Aim 3: Allergic Bronchopulmonary Aspergillosis (ABPA) Subgroup Analysis A subset of 150
patients with ABPA will be studied to investigate molecular endotypes by integrating
single-cell sequencing, microbiome, mycobiome, proteomics, metabolomics, and other
markers to identify clusters associated with exacerbation, recurrence, and treatment
responses.
Aim 4: Idiopathic Bronchiectasis and Genetic Screening Patients with idiopathic
bronchiectasis will be screened for cystic fibrosis, CFTR-related disorders, and primary
ciliary dyskinesia (PCD) to identify genotypes and inflammatory endotypes. This will
integrate genomics, microbiome, proteomics, and metabolomics to explore associations
among phenotypes, genotypes, endotypes, and prognosis.
Aim 5: Biomarker Validation and Prediction Model Development Candidate phenotypes and
endotypes will be externally validated using registered, ethically approved biobanks.

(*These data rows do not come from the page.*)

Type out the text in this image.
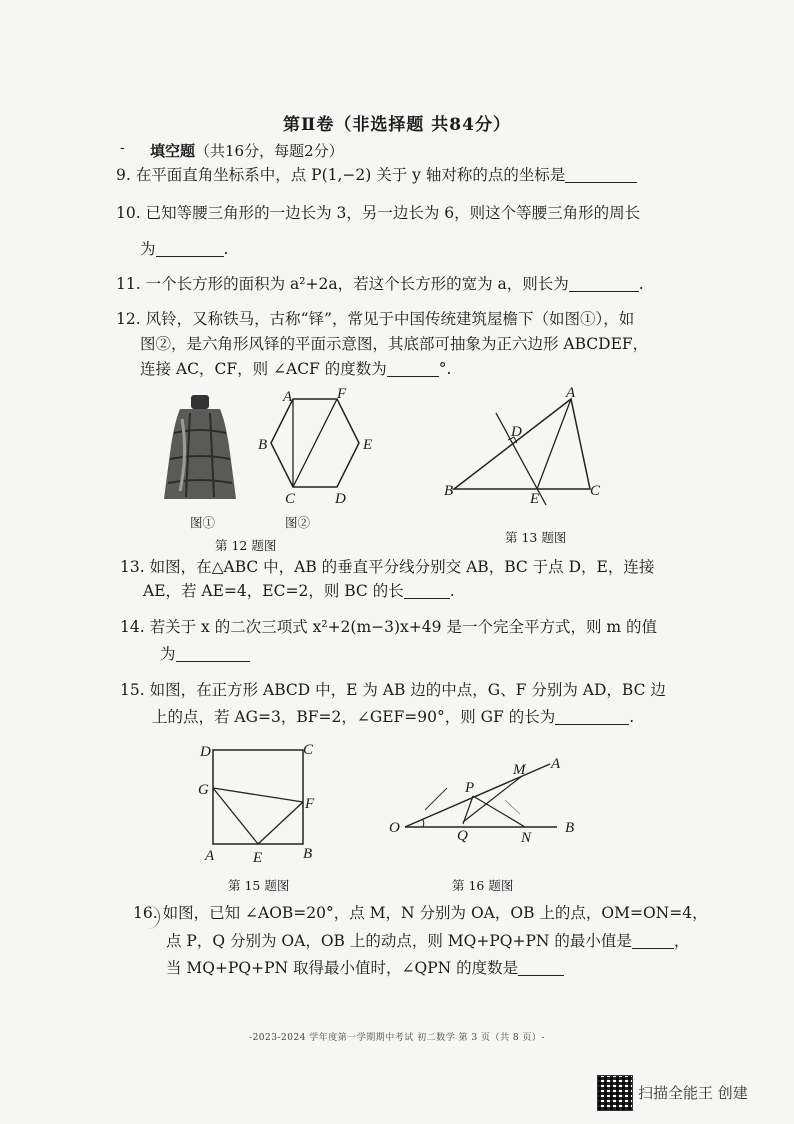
第Ⅱ卷（非选择题 共84分）
- 填空题（共16分，每题2分）
9. 在平面直角坐标系中，点 P(1,−2) 关于 y 轴对称的点的坐标是
10. 已知等腰三角形的一边长为 3，另一边长为 6，则这个等腰三角形的周长
为	.
11. 一个长方形的面积为 a²+2a，若这个长方形的宽为 a，则长为	.
12. 风铃，又称铁马，古称“铎”，常见于中国传统建筑屋檐下（如图①），如
图②，是六角形风铎的平面示意图，其底部可抽象为正六边形 ABCDEF，
连接 AC，CF，则 ∠ACF 的度数为	°.
A	F
B	E
C	D
图①	图②
第 12 题图
A
D
B	E	C
第 13 题图
13. 如图，在△ABC 中，AB 的垂直平分线分别交 AB，BC 于点 D，E，连接
AE，若 AE=4，EC=2，则 BC 的长	.
14. 若关于 x 的二次三项式 x²+2(m−3)x+49 是一个完全平方式，则 m 的值
为
15. 如图，在正方形 ABCD 中，E 为 AB 边的中点，G、F 分别为 AD，BC 边
上的点，若 AG=3，BF=2，∠GEF=90°，则 GF 的长为	.
D	C
G
F
A	E	B
第 15 题图
O
A
M
P
Q	N
B
第 16 题图
16. 如图，已知 ∠AOB=20°，点 M，N 分别为 OA，OB 上的点，OM=ON=4，
点 P，Q 分别为 OA，OB 上的动点，则 MQ+PQ+PN 的最小值是	，
当 MQ+PQ+PN 取得最小值时，∠QPN 的度数是
-2023-2024 学年度第一学期期中考试 初二数学 第 3 页（共 8 页）-
扫描全能王 创建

Validated biomarkers will be correlated with clinically meaningful outcomes, such as
treatment responses, to enable their use in stratified medicine. Clinical data and
validated biomarkers will be integrated to construct and validate prediction models for
exacerbation frequency, time to first exacerbation, and lung function decline.
Participants will visit the Clinical Research Centre at least once for sampling and
clinical data collection, with consent obtained to link their samples to the C-BRIDGE
database.
Ethics Approval:
Approved by the Ethics Committee of Shanghai Pulmonary Hospital and other participating
centers.
Expected Outcomes:
The C-BRIDGE Study will establish detailed molecular endotypes of bronchiectasis in
Chinese patients, facilitating precise prognosis prediction and tailored treatment
strategies. By identifying and validating patient subgroups and biomarkers, it will
provide a foundation for personalized medicine in bronchiectasis management, with
potential relevance in China and worldwide.